Allan Corn, MAJ’s chief financial officer, said that the trading of jewelry manufacturing companies at sub book value is making the M&A process difficult. “Most of these companies are trading at 10 time earnings, and probably 50% below book value,” he said.

Corn added that though a potential acquirer might offer a bid that is at a premium to the jewelry manufacturer’s stock price, it is usually below the company’s book value. The book value of most jewelry manufacturing companies “is a book value of hard assets, and you are not getting any multiple for the going concern business,” he said. Most privately held companies view their value at a much greater level than what the market attributes to publicly traded companies, he pointed out.

Shiu Shao, OroAmerica’s chief financial officer, did not return phone calls seeking comment.
Crawford said that most deals in the jewelry manufacturing industry, like the proposed offer for $20 million market cap MAJ, are cash transactions, because companies such as OroAmerica are trading at a discount. It does not make sense to do a stock deal because a company is not going to get a premium, he said. He believed the only time one would see a stock deal in the jewelry manufacturing industry is if the acquiror had some high-priced “Internet” stock that could be offered in a share exchange at a significant premium.
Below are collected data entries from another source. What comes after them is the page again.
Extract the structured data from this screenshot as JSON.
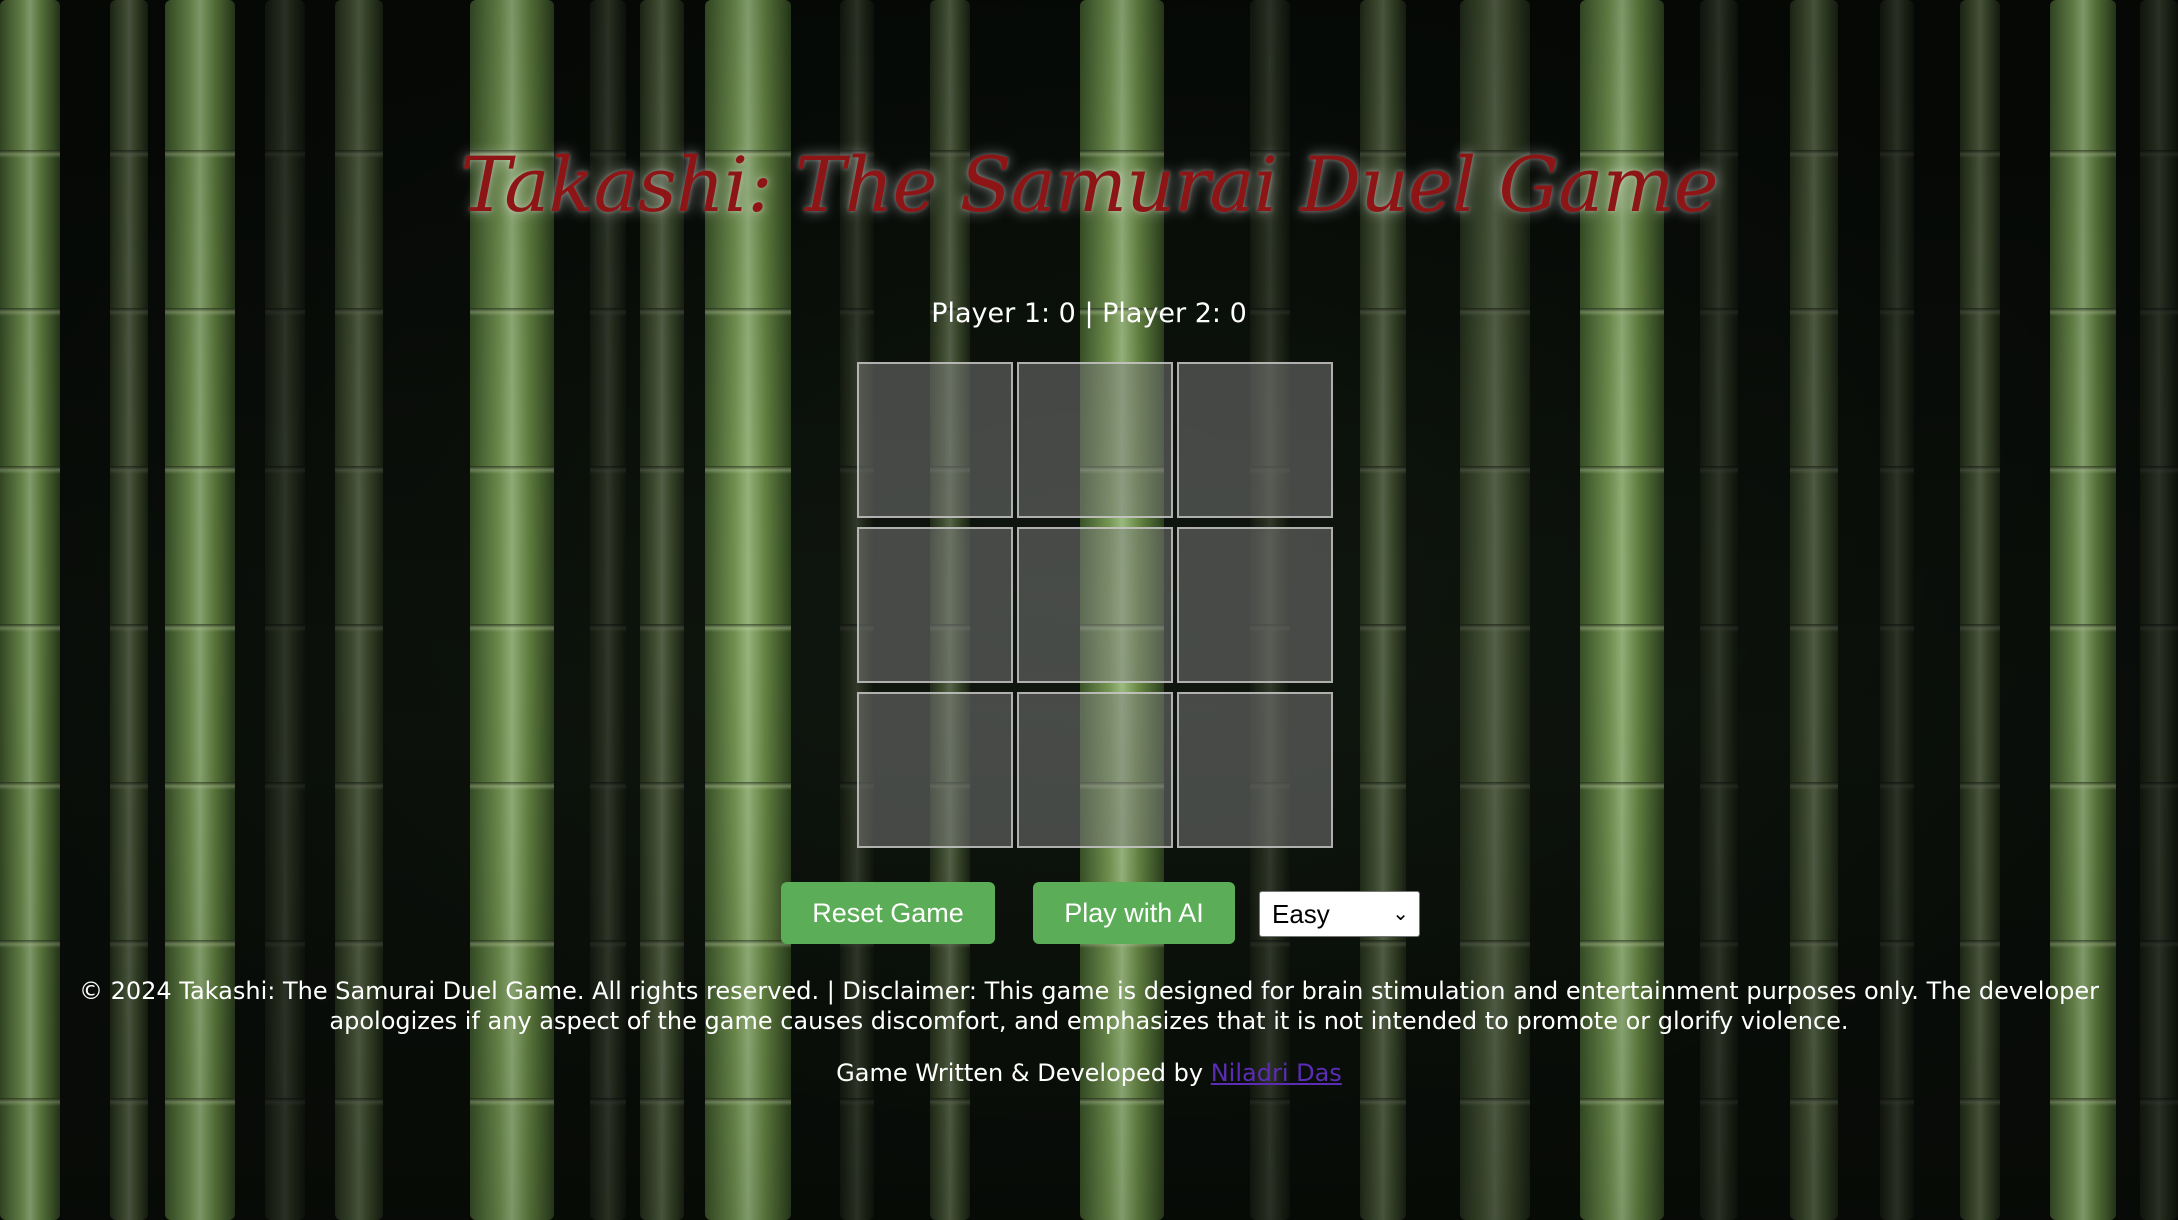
{
  "game": {
    "title": "Takashi: The Samurai Duel Game",
    "score_text": "Player 1: 0 | Player 2: 0",
    "board": {
      "cells": [
        "",
        "",
        "",
        "",
        "",
        "",
        "",
        "",
        ""
      ]
    }
  },
  "controls": {
    "reset_label": "Reset Game",
    "ai_label": "Play with AI",
    "difficulty": {
      "selected": "Easy"
    }
  },
  "footer": {
    "disclaimer": "© 2024 Takashi: The Samurai Duel Game. All rights reserved. | Disclaimer: This game is designed for brain stimulation and entertainment purposes only. The developer apologizes if any aspect of the game causes discomfort, and emphasizes that it is not intended to promote or glorify violence.",
    "credit_prefix": "Game Written & Developed by",
    "author_link": "Niladri Das"
  },
  "colors": {
    "title": "#8e1515",
    "button": "#5cad57",
    "link": "#5b2db5"
  }
}
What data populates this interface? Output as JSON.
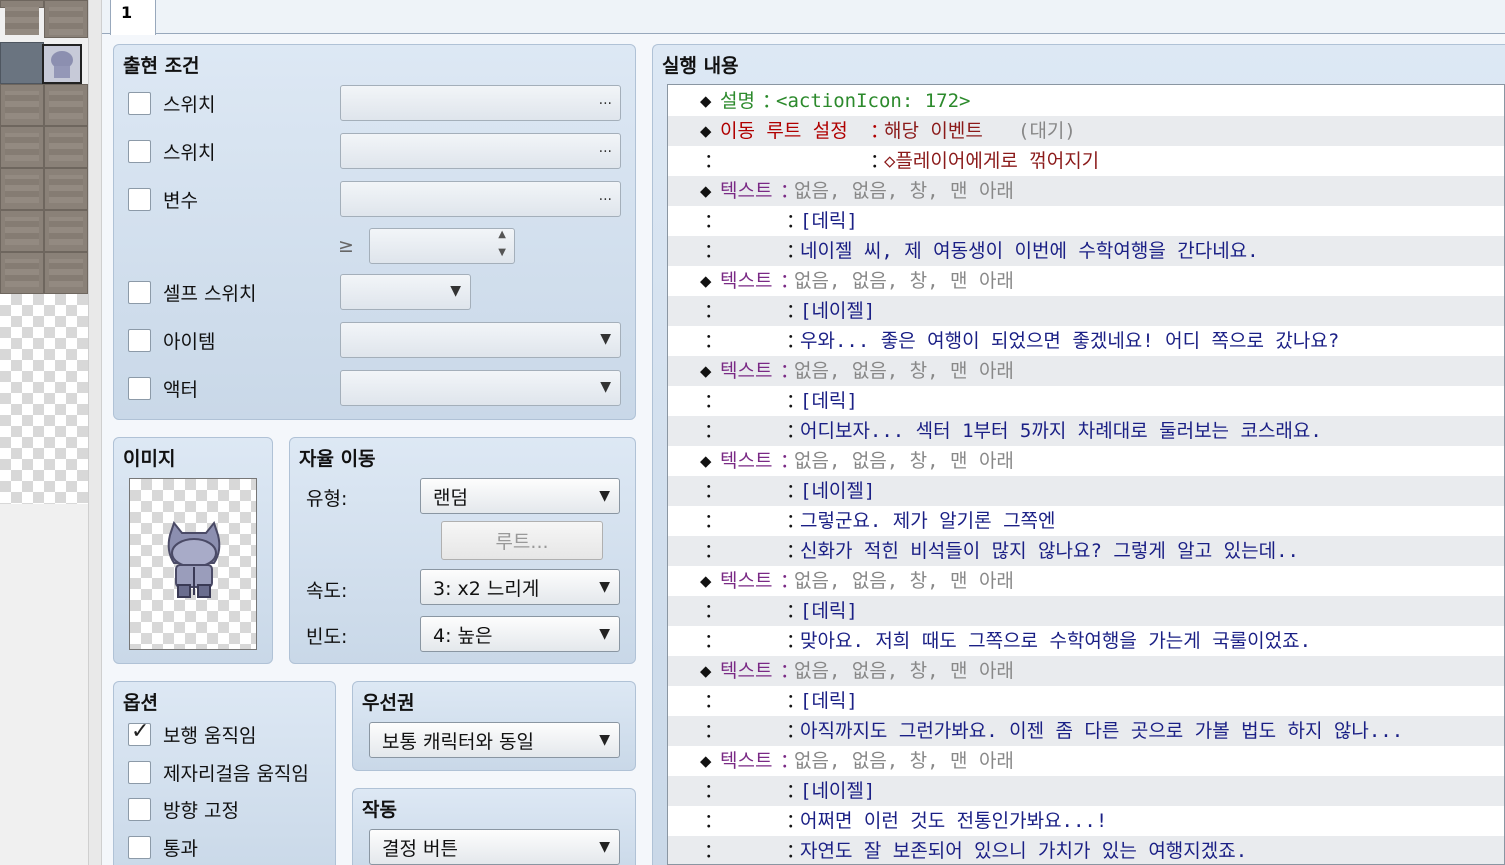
{
  "tab": {
    "label": "1"
  },
  "conditions": {
    "title": "출현 조건",
    "switch1": "스위치",
    "switch2": "스위치",
    "variable": "변수",
    "ge_symbol": "≥",
    "self_switch": "셀프 스위치",
    "item": "아이템",
    "actor": "액터",
    "dots": "..."
  },
  "image": {
    "title": "이미지"
  },
  "autonomous": {
    "title": "자율 이동",
    "type_label": "유형:",
    "type_value": "랜덤",
    "route_button": "루트...",
    "speed_label": "속도:",
    "speed_value": "3: x2 느리게",
    "freq_label": "빈도:",
    "freq_value": "4: 높은"
  },
  "options": {
    "title": "옵션",
    "walking": "보행 움직임",
    "stepping": "제자리걸음 움직임",
    "direction_fix": "방향 고정",
    "through": "통과",
    "walking_checked": true
  },
  "priority": {
    "title": "우선권",
    "value": "보통 캐릭터와 동일"
  },
  "trigger": {
    "title": "작동",
    "value": "결정 버튼"
  },
  "contents": {
    "title": "실행 내용",
    "rows": [
      {
        "bullet": "◆",
        "cmd": "설명",
        "style": "cmdg",
        "sep": "：",
        "args": "<actionIcon: 172>",
        "args_style": "cmdg",
        "extra": ""
      },
      {
        "bullet": "◆",
        "cmd": "이동 루트 설정",
        "style": "cmdr",
        "sep": "：",
        "args": "해당 이벤트 ",
        "args_style": "red",
        "extra": "(대기)"
      },
      {
        "bullet": "：",
        "cmd": "",
        "style": "cm",
        "sep": "：",
        "args": "◇플레이어에게로 꺾어지기",
        "args_style": "red",
        "extra": "",
        "indent": "wide"
      },
      {
        "bullet": "◆",
        "cmd": "텍스트",
        "style": "cmd",
        "sep": "：",
        "args": "없음, 없음, 창, 맨 아래",
        "args_style": "gray",
        "extra": ""
      },
      {
        "bullet": "：",
        "cmd": "",
        "style": "cm",
        "sep": "：",
        "args": "[데릭]",
        "args_style": "txt",
        "extra": ""
      },
      {
        "bullet": "：",
        "cmd": "",
        "style": "cm",
        "sep": "：",
        "args": "네이젤 씨, 제 여동생이 이번에 수학여행을 간다네요.",
        "args_style": "txt",
        "extra": ""
      },
      {
        "bullet": "◆",
        "cmd": "텍스트",
        "style": "cmd",
        "sep": "：",
        "args": "없음, 없음, 창, 맨 아래",
        "args_style": "gray",
        "extra": ""
      },
      {
        "bullet": "：",
        "cmd": "",
        "style": "cm",
        "sep": "：",
        "args": "[네이젤]",
        "args_style": "txt",
        "extra": ""
      },
      {
        "bullet": "：",
        "cmd": "",
        "style": "cm",
        "sep": "：",
        "args": "우와... 좋은 여행이 되었으면 좋겠네요! 어디 쪽으로 갔나요?",
        "args_style": "txt",
        "extra": ""
      },
      {
        "bullet": "◆",
        "cmd": "텍스트",
        "style": "cmd",
        "sep": "：",
        "args": "없음, 없음, 창, 맨 아래",
        "args_style": "gray",
        "extra": ""
      },
      {
        "bullet": "：",
        "cmd": "",
        "style": "cm",
        "sep": "：",
        "args": "[데릭]",
        "args_style": "txt",
        "extra": ""
      },
      {
        "bullet": "：",
        "cmd": "",
        "style": "cm",
        "sep": "：",
        "args": "어디보자... 섹터 1부터 5까지 차례대로 둘러보는 코스래요.",
        "args_style": "txt",
        "extra": ""
      },
      {
        "bullet": "◆",
        "cmd": "텍스트",
        "style": "cmd",
        "sep": "：",
        "args": "없음, 없음, 창, 맨 아래",
        "args_style": "gray",
        "extra": ""
      },
      {
        "bullet": "：",
        "cmd": "",
        "style": "cm",
        "sep": "：",
        "args": "[네이젤]",
        "args_style": "txt",
        "extra": ""
      },
      {
        "bullet": "：",
        "cmd": "",
        "style": "cm",
        "sep": "：",
        "args": "그렇군요. 제가 알기론 그쪽엔",
        "args_style": "txt",
        "extra": ""
      },
      {
        "bullet": "：",
        "cmd": "",
        "style": "cm",
        "sep": "：",
        "args": "신화가 적힌 비석들이 많지 않나요? 그렇게 알고 있는데..",
        "args_style": "txt",
        "extra": ""
      },
      {
        "bullet": "◆",
        "cmd": "텍스트",
        "style": "cmd",
        "sep": "：",
        "args": "없음, 없음, 창, 맨 아래",
        "args_style": "gray",
        "extra": ""
      },
      {
        "bullet": "：",
        "cmd": "",
        "style": "cm",
        "sep": "：",
        "args": "[데릭]",
        "args_style": "txt",
        "extra": ""
      },
      {
        "bullet": "：",
        "cmd": "",
        "style": "cm",
        "sep": "：",
        "args": "맞아요. 저희 때도 그쪽으로 수학여행을 가는게 국룰이었죠.",
        "args_style": "txt",
        "extra": ""
      },
      {
        "bullet": "◆",
        "cmd": "텍스트",
        "style": "cmd",
        "sep": "：",
        "args": "없음, 없음, 창, 맨 아래",
        "args_style": "gray",
        "extra": ""
      },
      {
        "bullet": "：",
        "cmd": "",
        "style": "cm",
        "sep": "：",
        "args": "[데릭]",
        "args_style": "txt",
        "extra": ""
      },
      {
        "bullet": "：",
        "cmd": "",
        "style": "cm",
        "sep": "：",
        "args": "아직까지도 그런가봐요. 이젠 좀 다른 곳으로 가볼 법도 하지 않나...",
        "args_style": "txt",
        "extra": ""
      },
      {
        "bullet": "◆",
        "cmd": "텍스트",
        "style": "cmd",
        "sep": "：",
        "args": "없음, 없음, 창, 맨 아래",
        "args_style": "gray",
        "extra": ""
      },
      {
        "bullet": "：",
        "cmd": "",
        "style": "cm",
        "sep": "：",
        "args": "[네이젤]",
        "args_style": "txt",
        "extra": ""
      },
      {
        "bullet": "：",
        "cmd": "",
        "style": "cm",
        "sep": "：",
        "args": "어쩌면 이런 것도 전통인가봐요...!",
        "args_style": "txt",
        "extra": ""
      },
      {
        "bullet": "：",
        "cmd": "",
        "style": "cm",
        "sep": "：",
        "args": "자연도 잘 보존되어 있으니 가치가 있는 여행지겠죠.",
        "args_style": "txt",
        "extra": ""
      }
    ]
  }
}
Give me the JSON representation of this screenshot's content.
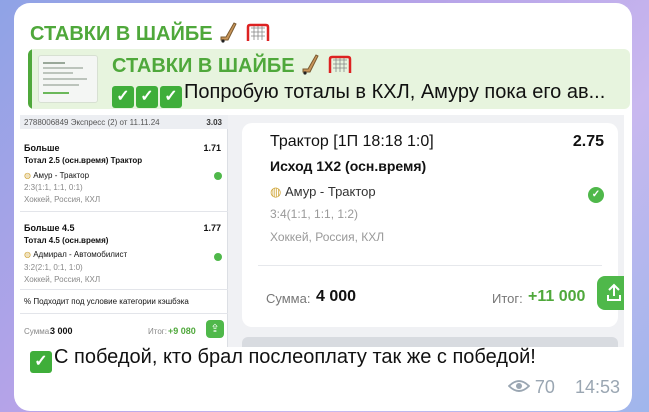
{
  "channel": {
    "name": "СТАВКИ В ШАЙБЕ"
  },
  "reply": {
    "title": "СТАВКИ В ШАЙБЕ",
    "text": "Попробую тоталы в КХЛ, Амуру пока его ав..."
  },
  "slip": {
    "header_id": "2788006849  Экспресс (2) от 11.11.24",
    "header_odds": "3.03",
    "bets": [
      {
        "type": "Больше",
        "odds": "1.71",
        "market": "Тотал 2.5 (осн.время)  Трактор",
        "match": "Амур - Трактор",
        "score": "2:3(1:1, 1:1, 0:1)",
        "league": "Хоккей, Россия, КХЛ"
      },
      {
        "type": "Больше 4.5",
        "odds": "1.77",
        "market": "Тотал 4.5 (осн.время)",
        "match": "Адмирал - Автомобилист",
        "score": "3:2(2:1, 0:1, 1:0)",
        "league": "Хоккей, Россия, КХЛ"
      }
    ],
    "cashback": "Подходит под условие категории кэшбэка",
    "stake_label": "Сумма:",
    "stake": "3 000",
    "result_label": "Итог:",
    "result": "+9 080"
  },
  "card": {
    "title": "Трактор [1П 18:18 1:0]",
    "odds": "2.75",
    "market": "Исход 1Х2 (осн.время)",
    "match": "Амур - Трактор",
    "score": "3:4(1:1, 1:1, 1:2)",
    "league": "Хоккей, Россия, КХЛ",
    "stake_label": "Сумма:",
    "stake": "4 000",
    "result_label": "Итог:",
    "result": "+11 000"
  },
  "message": "С победой, кто брал послеоплату так же с победой!",
  "views": "70",
  "time": "14:53",
  "colors": {
    "accent": "#4fa83b",
    "success": "#4fb84a"
  },
  "icons": [
    "hockey-stick-icon",
    "hockey-goal-icon",
    "check-icon",
    "ball-icon",
    "share-icon",
    "eye-icon"
  ]
}
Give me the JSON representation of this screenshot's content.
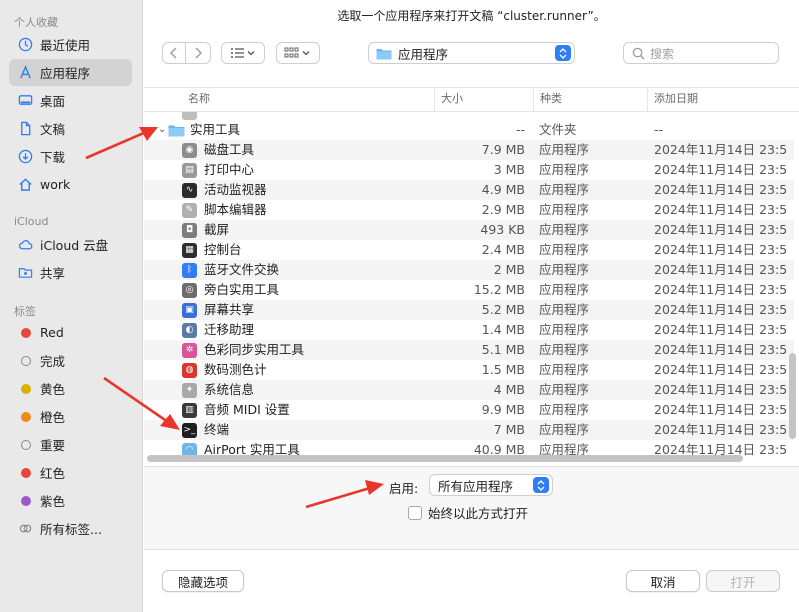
{
  "dialog": {
    "title": "选取一个应用程序来打开文稿 “cluster.runner”。"
  },
  "sidebar": {
    "favorites_label": "个人收藏",
    "favorites": [
      {
        "label": "最近使用",
        "icon": "clock-icon"
      },
      {
        "label": "应用程序",
        "icon": "applications-icon",
        "active": true
      },
      {
        "label": "桌面",
        "icon": "desktop-icon"
      },
      {
        "label": "文稿",
        "icon": "document-icon"
      },
      {
        "label": "下载",
        "icon": "download-icon"
      },
      {
        "label": "work",
        "icon": "home-icon"
      }
    ],
    "icloud_label": "iCloud",
    "icloud": [
      {
        "label": "iCloud 云盘",
        "icon": "cloud-icon"
      },
      {
        "label": "共享",
        "icon": "shared-folder-icon"
      }
    ],
    "tags_label": "标签",
    "tags": [
      {
        "label": "Red",
        "color": "#e8453c"
      },
      {
        "label": "完成",
        "color": ""
      },
      {
        "label": "黄色",
        "color": "#d9b000"
      },
      {
        "label": "橙色",
        "color": "#ef8a1a"
      },
      {
        "label": "重要",
        "color": ""
      },
      {
        "label": "红色",
        "color": "#e8453c"
      },
      {
        "label": "紫色",
        "color": "#9b59c9"
      }
    ],
    "all_tags_label": "所有标签..."
  },
  "toolbar": {
    "location": "应用程序",
    "search_placeholder": "搜索"
  },
  "columns": {
    "name": "名称",
    "size": "大小",
    "kind": "种类",
    "date": "添加日期"
  },
  "folder": {
    "name": "实用工具",
    "size": "--",
    "kind": "文件夹",
    "date": "--"
  },
  "files": [
    {
      "name": "磁盘工具",
      "size": "7.9 MB",
      "kind": "应用程序",
      "date": "2024年11月14日 23:5",
      "color": "#8c8c8c",
      "glyph": "◉"
    },
    {
      "name": "打印中心",
      "size": "3 MB",
      "kind": "应用程序",
      "date": "2024年11月14日 23:5",
      "color": "#9a9a9a",
      "glyph": "▤"
    },
    {
      "name": "活动监视器",
      "size": "4.9 MB",
      "kind": "应用程序",
      "date": "2024年11月14日 23:5",
      "color": "#2b2b2b",
      "glyph": "∿"
    },
    {
      "name": "脚本编辑器",
      "size": "2.9 MB",
      "kind": "应用程序",
      "date": "2024年11月14日 23:5",
      "color": "#b0b0b0",
      "glyph": "✎"
    },
    {
      "name": "截屏",
      "size": "493 KB",
      "kind": "应用程序",
      "date": "2024年11月14日 23:5",
      "color": "#7d7d7d",
      "glyph": "◘"
    },
    {
      "name": "控制台",
      "size": "2.4 MB",
      "kind": "应用程序",
      "date": "2024年11月14日 23:5",
      "color": "#2e2e2e",
      "glyph": "▦"
    },
    {
      "name": "蓝牙文件交换",
      "size": "2 MB",
      "kind": "应用程序",
      "date": "2024年11月14日 23:5",
      "color": "#2f7ef6",
      "glyph": "ᛒ"
    },
    {
      "name": "旁白实用工具",
      "size": "15.2 MB",
      "kind": "应用程序",
      "date": "2024年11月14日 23:5",
      "color": "#6d6d6d",
      "glyph": "◎"
    },
    {
      "name": "屏幕共享",
      "size": "5.2 MB",
      "kind": "应用程序",
      "date": "2024年11月14日 23:5",
      "color": "#3a6fd8",
      "glyph": "▣"
    },
    {
      "name": "迁移助理",
      "size": "1.4 MB",
      "kind": "应用程序",
      "date": "2024年11月14日 23:5",
      "color": "#5a7aa8",
      "glyph": "◐"
    },
    {
      "name": "色彩同步实用工具",
      "size": "5.1 MB",
      "kind": "应用程序",
      "date": "2024年11月14日 23:5",
      "color": "#d9559a",
      "glyph": "✲"
    },
    {
      "name": "数码测色计",
      "size": "1.5 MB",
      "kind": "应用程序",
      "date": "2024年11月14日 23:5",
      "color": "#d9382e",
      "glyph": "◍"
    },
    {
      "name": "系统信息",
      "size": "4 MB",
      "kind": "应用程序",
      "date": "2024年11月14日 23:5",
      "color": "#a8a8a8",
      "glyph": "✦"
    },
    {
      "name": "音频 MIDI 设置",
      "size": "9.9 MB",
      "kind": "应用程序",
      "date": "2024年11月14日 23:5",
      "color": "#3a3a3a",
      "glyph": "▥"
    },
    {
      "name": "终端",
      "size": "7 MB",
      "kind": "应用程序",
      "date": "2024年11月14日 23:5",
      "color": "#1e1e1e",
      "glyph": ">_"
    },
    {
      "name": "AirPort 实用工具",
      "size": "40.9 MB",
      "kind": "应用程序",
      "date": "2024年11月14日 23:5",
      "color": "#6fb6e8",
      "glyph": "◠"
    }
  ],
  "options": {
    "enable_label": "启用:",
    "enable_value": "所有应用程序",
    "always_open_label": "始终以此方式打开"
  },
  "buttons": {
    "hide_options": "隐藏选项",
    "cancel": "取消",
    "open": "打开"
  },
  "colors": {
    "accent": "#2f7ef6",
    "annotation": "#e8362b"
  }
}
Gassman said, however, that it would be some time before the Internet makes a substantial impact on jewelry manufacturing industry, because it will be more difficult to “sell unbranded or blind’ jewelry items, where customers have little or no product knowledge.”

Josephthal & Co. analyst James Barrett said the Jostens buyout was a unique situation. Investcorp saw “a dominant franchise, a very high level of surplus cash flow, and a business that had some interesting opportunities on the Web as well,” he said. He also said that Jostens was purchased at very low multiple of cash flow, 6.5 times EBITDA.

Barrett added that there are few companies that are in the same business as Jostens, so there are no comparable transactions to gauge it against. “You have to look at it on a stand-alone basis,” he said. According to the terms of the deal, shareholders will get $25.25 per share cash for approximately 98% of Jostens’ outstanding shares.

Jim Hoesley and Cary Kochman, the Credit Suisse First Boston bankers leading the firm’s work for Jostens, were unavailable for comment.